KODAVA HERITAGE: WHY ‘KODAVAME’ (COORG WAY OF LIFE) IS RELEVANT TODAY?
Researchers Dr Boverianda Nanjamma Chinnappa and Boverianda Chinnnappa (in picture) have tried to answer the question as to why Kodavame or Kodava way of life is relevant today.
In their foreword to the book ‘Are Kodavas (Coorgs) Hindus?’, the couple has noted that Kodavame is a precious heritage “handed down to us by our ancestors”.
In their foreword, the Chinnappas wrote:
We commend P.T.Bopanna for his initiative in selecting the theme for this book and bringing together well-known writers to contribute to it – a book whose time has come. This book may well be the catalyst that will help Kodavas understand and appreciate their way of life and take steps to preserve it.
The title of this book ‘Are Kodavas (Coorgs) Hindus?’ is undoubtedly thought-provoking. It is an important question for today’s Kodavas to ponder upon – a question that may not even occur to most of them. While seeking to answer it, this book attempts to understand the question, discusses it from various points of view, and introspects on ‘Kodavame’, the way of life of the Kodava community.
Kodavas are an ancient tribe, who were primarily ancestor and nature worshippers. Like most primitive tribes, they deified their ancestors; they respected the forces of nature that governed their lives, and worshipped the deities who they believed embodied or controlled each of these forces.
Hinduism is an ancient religion that evolved over a long period of time. It is more a spiritual way of life than an organized religion. Unlike the other major religions, Hinduism has no one holy text that defines it but a multitude of sacred writings that cover a whole range of beliefs. Amongst its countless gods are the tribal deities who were absorbed into the Hindu pantheon.
Over time, with the spread of Hinduism in South India, Kodavas, like other tribal groups, assimilated some of the Hindu beliefs and forms of worship, although they did not accept Brahmins in their rituals or adopt the caste system of Hinduism. Their deities too were absorbed into the Hindu pantheon.

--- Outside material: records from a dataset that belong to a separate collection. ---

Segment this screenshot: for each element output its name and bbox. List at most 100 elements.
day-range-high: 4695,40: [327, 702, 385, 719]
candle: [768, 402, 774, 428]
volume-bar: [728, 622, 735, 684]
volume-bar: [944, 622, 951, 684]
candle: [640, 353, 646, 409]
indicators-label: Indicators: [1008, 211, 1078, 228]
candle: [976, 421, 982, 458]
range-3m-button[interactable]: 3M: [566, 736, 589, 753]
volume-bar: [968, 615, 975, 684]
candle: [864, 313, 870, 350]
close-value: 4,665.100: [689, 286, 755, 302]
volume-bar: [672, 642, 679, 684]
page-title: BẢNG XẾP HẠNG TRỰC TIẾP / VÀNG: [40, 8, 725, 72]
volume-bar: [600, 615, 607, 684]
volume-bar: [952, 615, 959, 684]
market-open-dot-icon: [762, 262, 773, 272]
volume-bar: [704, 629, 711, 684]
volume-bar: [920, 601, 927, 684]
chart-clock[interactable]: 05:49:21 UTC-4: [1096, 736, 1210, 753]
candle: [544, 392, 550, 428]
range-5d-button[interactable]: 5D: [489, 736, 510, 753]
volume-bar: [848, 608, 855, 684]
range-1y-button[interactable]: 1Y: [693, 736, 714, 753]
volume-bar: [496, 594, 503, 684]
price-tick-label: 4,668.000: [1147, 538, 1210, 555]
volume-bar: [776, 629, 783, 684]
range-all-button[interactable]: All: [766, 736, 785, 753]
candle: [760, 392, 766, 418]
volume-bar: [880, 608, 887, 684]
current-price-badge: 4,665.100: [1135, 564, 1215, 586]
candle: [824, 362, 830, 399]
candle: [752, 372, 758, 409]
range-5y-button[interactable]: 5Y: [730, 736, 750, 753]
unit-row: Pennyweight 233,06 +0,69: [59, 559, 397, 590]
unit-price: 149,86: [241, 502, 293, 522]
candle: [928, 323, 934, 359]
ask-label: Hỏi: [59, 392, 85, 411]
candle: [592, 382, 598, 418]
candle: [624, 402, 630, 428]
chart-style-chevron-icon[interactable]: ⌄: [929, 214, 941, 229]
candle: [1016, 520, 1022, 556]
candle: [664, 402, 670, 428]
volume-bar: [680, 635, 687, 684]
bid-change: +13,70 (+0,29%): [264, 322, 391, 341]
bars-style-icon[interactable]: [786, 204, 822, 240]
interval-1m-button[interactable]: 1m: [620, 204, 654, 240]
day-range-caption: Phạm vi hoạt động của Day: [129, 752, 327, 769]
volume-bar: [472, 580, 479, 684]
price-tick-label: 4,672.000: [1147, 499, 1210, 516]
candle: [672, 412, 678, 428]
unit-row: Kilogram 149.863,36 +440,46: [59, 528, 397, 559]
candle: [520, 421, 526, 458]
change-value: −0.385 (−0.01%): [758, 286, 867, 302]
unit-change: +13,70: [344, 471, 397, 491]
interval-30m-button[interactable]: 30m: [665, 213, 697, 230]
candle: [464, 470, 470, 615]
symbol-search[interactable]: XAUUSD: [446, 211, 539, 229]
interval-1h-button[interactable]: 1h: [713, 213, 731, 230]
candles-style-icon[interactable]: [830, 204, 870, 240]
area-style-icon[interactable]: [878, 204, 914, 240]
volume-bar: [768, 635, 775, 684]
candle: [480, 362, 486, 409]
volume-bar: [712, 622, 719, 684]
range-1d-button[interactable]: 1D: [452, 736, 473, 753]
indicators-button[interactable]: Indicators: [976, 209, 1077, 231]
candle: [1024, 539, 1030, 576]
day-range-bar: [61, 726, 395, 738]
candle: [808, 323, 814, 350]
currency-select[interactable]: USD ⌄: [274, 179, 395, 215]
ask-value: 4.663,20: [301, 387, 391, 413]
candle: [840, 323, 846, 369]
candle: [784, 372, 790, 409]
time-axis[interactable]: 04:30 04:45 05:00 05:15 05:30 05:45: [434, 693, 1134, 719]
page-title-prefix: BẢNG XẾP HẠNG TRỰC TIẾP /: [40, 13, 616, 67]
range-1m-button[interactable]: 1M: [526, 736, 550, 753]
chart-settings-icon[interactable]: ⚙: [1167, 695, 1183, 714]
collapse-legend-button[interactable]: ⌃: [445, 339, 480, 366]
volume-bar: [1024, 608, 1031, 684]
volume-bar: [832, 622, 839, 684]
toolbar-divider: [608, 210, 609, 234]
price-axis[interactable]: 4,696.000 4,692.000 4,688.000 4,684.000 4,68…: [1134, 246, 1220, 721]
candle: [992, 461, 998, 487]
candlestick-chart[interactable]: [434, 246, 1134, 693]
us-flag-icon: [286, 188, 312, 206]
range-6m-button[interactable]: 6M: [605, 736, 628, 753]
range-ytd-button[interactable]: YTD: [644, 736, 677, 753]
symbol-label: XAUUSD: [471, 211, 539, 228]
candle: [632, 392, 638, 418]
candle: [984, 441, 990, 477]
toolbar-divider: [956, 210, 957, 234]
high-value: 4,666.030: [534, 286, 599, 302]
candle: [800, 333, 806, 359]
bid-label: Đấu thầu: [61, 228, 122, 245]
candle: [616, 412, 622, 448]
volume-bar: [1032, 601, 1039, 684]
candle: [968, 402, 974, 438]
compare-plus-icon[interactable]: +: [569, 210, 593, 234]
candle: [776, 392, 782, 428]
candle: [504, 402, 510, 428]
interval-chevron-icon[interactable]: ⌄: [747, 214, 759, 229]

The articles in this well-researched and informative book address the question posed in the title from the points of view of several writers – views that overlap, converge, diverge and sometimes are quite different from each other. The writers have defined the key words in the title, or words related to it – ‘Kodavas’, ‘Hindus’ and ‘religion’ – in order to clarify and elaborate their views. They have pointed out the stark differences between some of the Kodava customs and those followed by Hindus and have shown how, over time, the Kodava way of life has moved towards the Hindu way of life. And, in order to give some context to the question, they have described Kodava customs and practices and narrated its history in brief.

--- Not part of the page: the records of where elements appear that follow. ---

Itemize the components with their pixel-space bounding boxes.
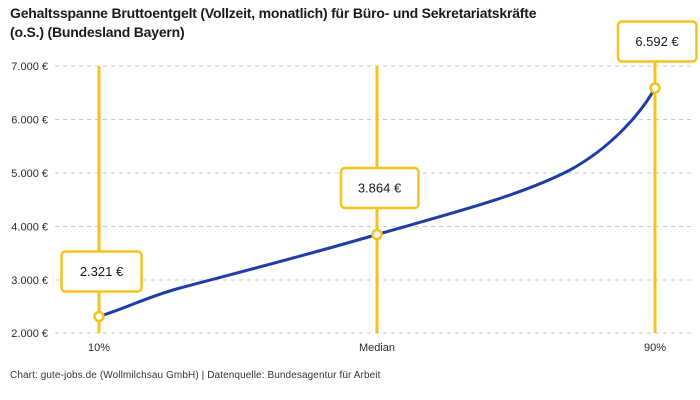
value-label-box-10: 2.321 € xyxy=(60,250,143,293)
x-tick-label-10: 10% xyxy=(88,342,110,354)
y-tick-label-4000: 4.000 € xyxy=(11,222,48,234)
value-label-box xyxy=(60,250,143,293)
data-point-marker-median xyxy=(371,228,383,241)
y-tick-label-6000: 6.000 € xyxy=(11,115,48,127)
chart-title: Gehaltsspanne Bruttoentgelt (Vollzeit, m… xyxy=(10,4,620,42)
x-tick-label-median: Median xyxy=(359,342,395,354)
data-point-markers xyxy=(93,82,661,323)
y-tick-label-2000: 2.000 € xyxy=(11,328,48,340)
x-tick-label-90: 90% xyxy=(644,342,666,354)
y-tick-label-7000: 7.000 € xyxy=(11,61,48,73)
value-label-box-90: 6.592 € xyxy=(616,20,698,63)
value-label-10: 2.321 € xyxy=(80,264,124,279)
y-tick-label-3000: 3.000 € xyxy=(11,275,48,287)
gridlines xyxy=(55,65,694,334)
value-label-90: 6.592 € xyxy=(635,34,679,49)
footer-credit: Chart: gute-jobs.de (Wollmilchsau GmbH) … xyxy=(10,370,381,381)
data-point-marker-10 xyxy=(93,310,105,323)
y-axis: 7.000 € 6.000 € 5.000 € 4.000 € 3.000 € … xyxy=(11,61,48,340)
value-label-box xyxy=(339,166,420,210)
value-label-box xyxy=(616,20,698,63)
data-point-marker-90 xyxy=(649,82,661,94)
y-tick-label-5000: 5.000 € xyxy=(11,168,48,180)
value-label-box-median: 3.864 € xyxy=(339,166,420,210)
x-axis: 10% Median 90% xyxy=(88,342,666,354)
chart-title-line-1: Gehaltsspanne Bruttoentgelt (Vollzeit, m… xyxy=(10,5,537,21)
chart-title-line-2: (o.S.) (Bundesland Bayern) xyxy=(10,24,185,40)
value-label-median: 3.864 € xyxy=(358,181,402,196)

The author of the book, P.T.Bopanna, says this is “a serious effort…to analyze and debate the various facets of Kodava religion” and “to inform Kodavas, especially the younger generation, about their original faith and belief system” and “help them to better appreciate their original faith which is slowly being eroded….”
That raises another question – why is it important that Kodavas be made aware of and appreciate their original faith? This has been answered in different ways by the writers and may be summed up as: so that they are inspired to maintain their unique identity and faith which respects elders and nature and which keeps their society stable and helps protect the environment. One may further ask – but why is it important to practice and preserve this unique identity and faith? To which, the answer in this book is: because it adds to the diversity and richness of global culture and helps it survive, just as the variety of species in nature adds to the rich biodiversity of life on earth and helps it survive.

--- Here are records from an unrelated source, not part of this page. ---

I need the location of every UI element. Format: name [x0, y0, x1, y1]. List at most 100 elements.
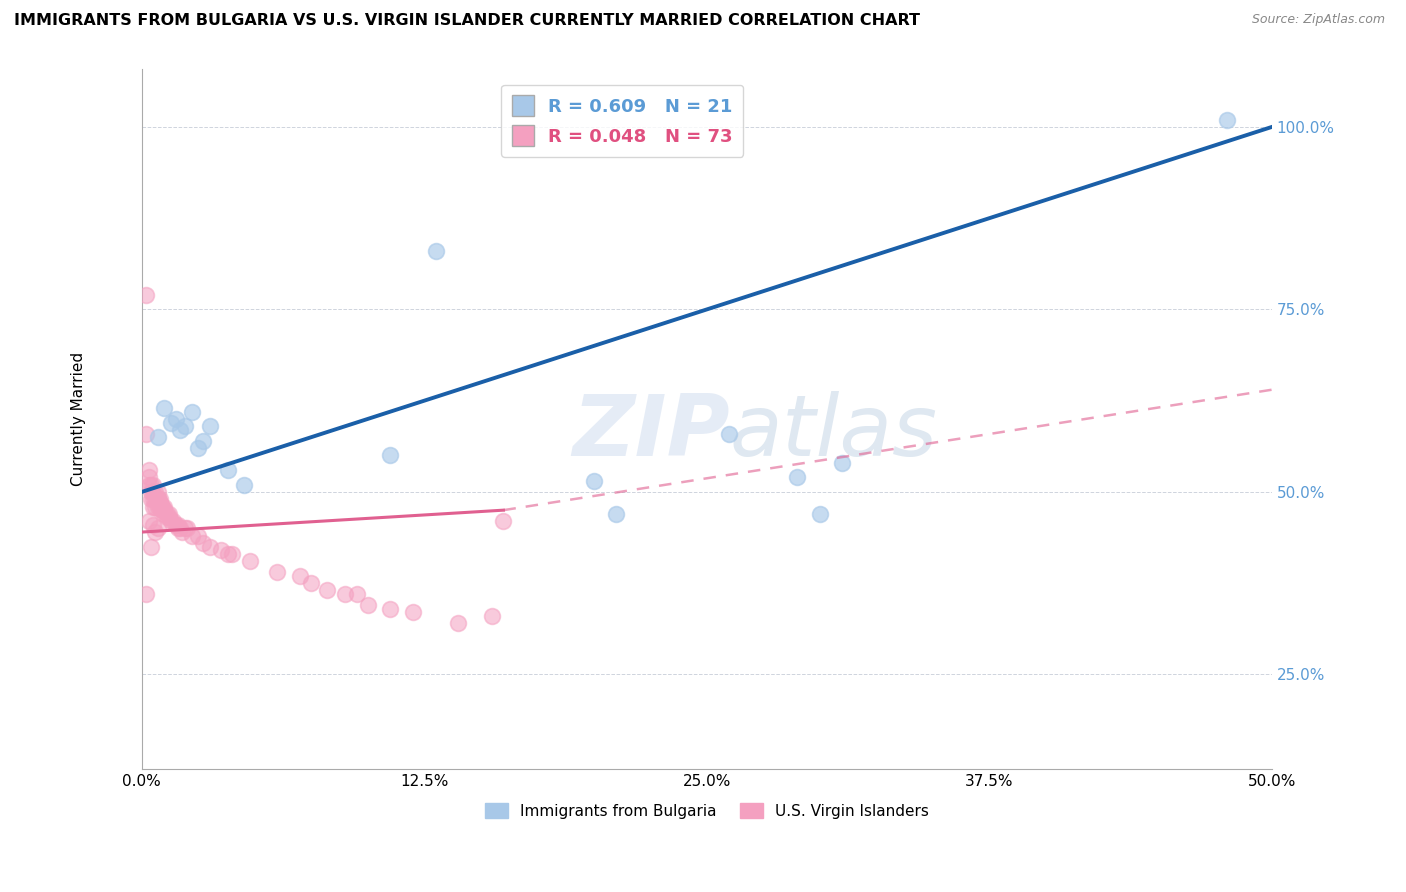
Point [146, 484, 169, 499]
Point [150, 500, 173, 514]
Point [217, 463, 239, 477]
Point [156, 507, 179, 521]
Point [143, 500, 166, 514]
Point [162, 514, 184, 528]
Point [139, 477, 162, 491]
Text: Source: ZipAtlas.com: Source: ZipAtlas.com [1251, 13, 1385, 27]
Point [1215, 112, 1237, 127]
Point [180, 404, 202, 418]
Point [346, 587, 368, 601]
Point [138, 514, 160, 528]
Point [146, 492, 169, 507]
Point [146, 521, 169, 535]
Point [135, 426, 157, 441]
Point [149, 500, 172, 514]
Point [146, 430, 169, 444]
Point [142, 492, 165, 507]
Point [142, 517, 165, 532]
Point [153, 507, 176, 521]
Point [172, 524, 194, 539]
Point [380, 449, 402, 463]
Point [135, 587, 157, 601]
Point [146, 492, 169, 507]
Point [232, 477, 254, 491]
Point [142, 477, 165, 491]
Point [139, 492, 162, 507]
Point [335, 587, 357, 601]
Point [425, 244, 447, 258]
Point [831, 456, 853, 470]
Point [288, 569, 311, 583]
Point [266, 565, 288, 579]
Point [209, 543, 232, 558]
Legend: Immigrants from Bulgaria, U.S. Virgin Islanders: Immigrants from Bulgaria, U.S. Virgin Is… [479, 797, 935, 825]
Point [217, 547, 239, 561]
Point [160, 416, 183, 430]
Point [447, 616, 470, 631]
Point [157, 510, 180, 524]
Point [169, 423, 191, 437]
Point [149, 492, 172, 507]
Text: atlas: atlas [730, 392, 938, 475]
Point [718, 426, 741, 441]
Point [153, 500, 176, 514]
Text: ZIP: ZIP [572, 392, 730, 475]
Point [481, 609, 503, 624]
Point [160, 514, 183, 528]
Point [176, 521, 198, 535]
Point [146, 500, 169, 514]
Point [153, 503, 176, 517]
Point [142, 484, 165, 499]
Point [239, 554, 262, 568]
Point [149, 500, 172, 514]
Point [138, 477, 160, 491]
Point [492, 514, 515, 528]
Point [146, 492, 169, 507]
Point [198, 540, 221, 554]
Point [316, 583, 339, 598]
Point [173, 521, 195, 535]
Point [180, 529, 202, 543]
Point [187, 529, 209, 543]
Point [187, 441, 209, 455]
Point [146, 492, 169, 507]
Point [138, 463, 160, 477]
Point [135, 288, 157, 302]
Point [582, 474, 605, 488]
Point [299, 576, 322, 591]
Point [149, 496, 172, 510]
Point [167, 521, 190, 535]
Point [143, 492, 166, 507]
Point [221, 547, 243, 561]
Point [198, 419, 221, 434]
Point [139, 484, 162, 499]
Point [380, 601, 402, 615]
Point [786, 470, 808, 484]
Point [143, 524, 166, 539]
Point [402, 605, 425, 619]
Text: IMMIGRANTS FROM BULGARIA VS U.S. VIRGIN ISLANDER CURRENTLY MARRIED CORRELATION C: IMMIGRANTS FROM BULGARIA VS U.S. VIRGIN … [14, 13, 920, 29]
Point [153, 401, 176, 415]
Point [150, 503, 173, 517]
Point [153, 503, 176, 517]
Point [165, 517, 187, 532]
Point [138, 470, 160, 484]
Point [167, 517, 190, 532]
Point [156, 510, 179, 524]
Point [169, 521, 191, 535]
Point [165, 412, 187, 426]
Point [150, 500, 173, 514]
Point [143, 484, 166, 499]
Point [808, 507, 831, 521]
Point [149, 496, 172, 510]
Point [139, 540, 162, 554]
Point [357, 598, 380, 612]
Y-axis label: Currently Married: Currently Married [72, 351, 86, 486]
Point [142, 500, 165, 514]
Point [173, 419, 195, 434]
Point [191, 434, 214, 448]
Point [191, 536, 214, 550]
Point [605, 507, 627, 521]
Point [150, 503, 173, 517]
Point [157, 507, 180, 521]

We wish to add another dimension to this answer: The immensely practical and pragmatic nature of Kodava customs made them easy to comply with. Because the codes of conduct and traditions of Kodava faith were transmitted orally down generations, with no ‘guru’ or ‘dogmatic document’ to dictate customs, they were not frozen in time, and remained flexible enough to meet the needs of changing circumstances.
In the words of Dr. Sarvepalli Radhakishnan: “It is essential to every religion that its heritage should be treated as sacred” to help “transmit culture and ensure the continuity of civilization.”… “A living tradition influences our inner faculties, humanizes our nature, and lifts us up to a higher level. By means of it, every generation is moulded in a particular cast which gives individuality and interest to every cultural type.”
The writers Bopanna chose for the book, as their articles reveal, have themselves lived the Kodava way of life, have observed Kodava cultural practices keenly, studied them, thought deeply about them and questioned them. They have written honestly, boldly, forcefully, and with conviction. Each writer wrote from his or her perspective, unaware of what the other contributions to the book would be, and that has added to the value of the book as a text to be debated.
We urge Kodavas to read this book attentively, debate and discuss the views presented in it, especially the ‘way forward’ suggested at the end. And, at a personal level, we encourage them to understand and practice the simple, unique faith of the Kodavas with pride. Kodavame is a precious heritage handed down to us Kodavas by our ancestors. We hope that it will be practiced and preserved for generations to come, and continue to add to the rich diversity of faiths in India.